Cambrian didn't begin as a product. It began with an accident — and a father who, afterward, lost the ability to speak. Overnight, the most ordinary things to say became impossible: I'm thirsty. That hurts. I'm scared. I love you.
Around that silence was a second one. The information about his care lived everywhere and nowhere — scattered across departments, systems, apps, and paper. Everyone who walked into the room started from zero. No one ever held the whole story at once — not the people caring for him, and not us.
So the first thing we built came from pure need: a way for him to be heard again. Tap a word, or write one with a finger, and it's spoken out loud, clearly. That became Appa Speaks. Hearing someone you love "speak" again — after you'd quietly made peace with never hearing them again — changes what you believe technology is for.

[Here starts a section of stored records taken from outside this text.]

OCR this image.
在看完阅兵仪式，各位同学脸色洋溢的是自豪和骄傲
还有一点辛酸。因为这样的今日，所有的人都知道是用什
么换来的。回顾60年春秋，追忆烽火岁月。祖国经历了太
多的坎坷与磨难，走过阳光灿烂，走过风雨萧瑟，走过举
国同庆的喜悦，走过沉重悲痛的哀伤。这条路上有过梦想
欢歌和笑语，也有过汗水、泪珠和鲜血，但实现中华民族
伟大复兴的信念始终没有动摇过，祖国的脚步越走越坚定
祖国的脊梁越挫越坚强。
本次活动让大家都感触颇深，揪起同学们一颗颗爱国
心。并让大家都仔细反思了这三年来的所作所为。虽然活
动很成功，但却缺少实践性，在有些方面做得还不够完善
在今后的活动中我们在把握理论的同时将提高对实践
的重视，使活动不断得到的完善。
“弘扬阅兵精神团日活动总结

But one agent was never the point.
Half a billion years ago, life spent eons as a few simple forms — then, in a geological blink, it exploded: eyes, limbs, entirely new body plans, a riot of diversity, all built on one shared genetic toolkit. That moment is the Cambrian explosion. One substrate; an explosion of forms.
That's the bet here. One living knowledge base — the shared substrate of a person's life — and from it an explosion of agents that read it and act: giving someone their voice back, drafting a legal claim, coordinating care, and more we haven't built yet. The accident was the spark. The explosion is the point.
The mission is simple, and it's personal: no one trying to be understood — or trying to understand someone they love — should ever have to fight the system to do it.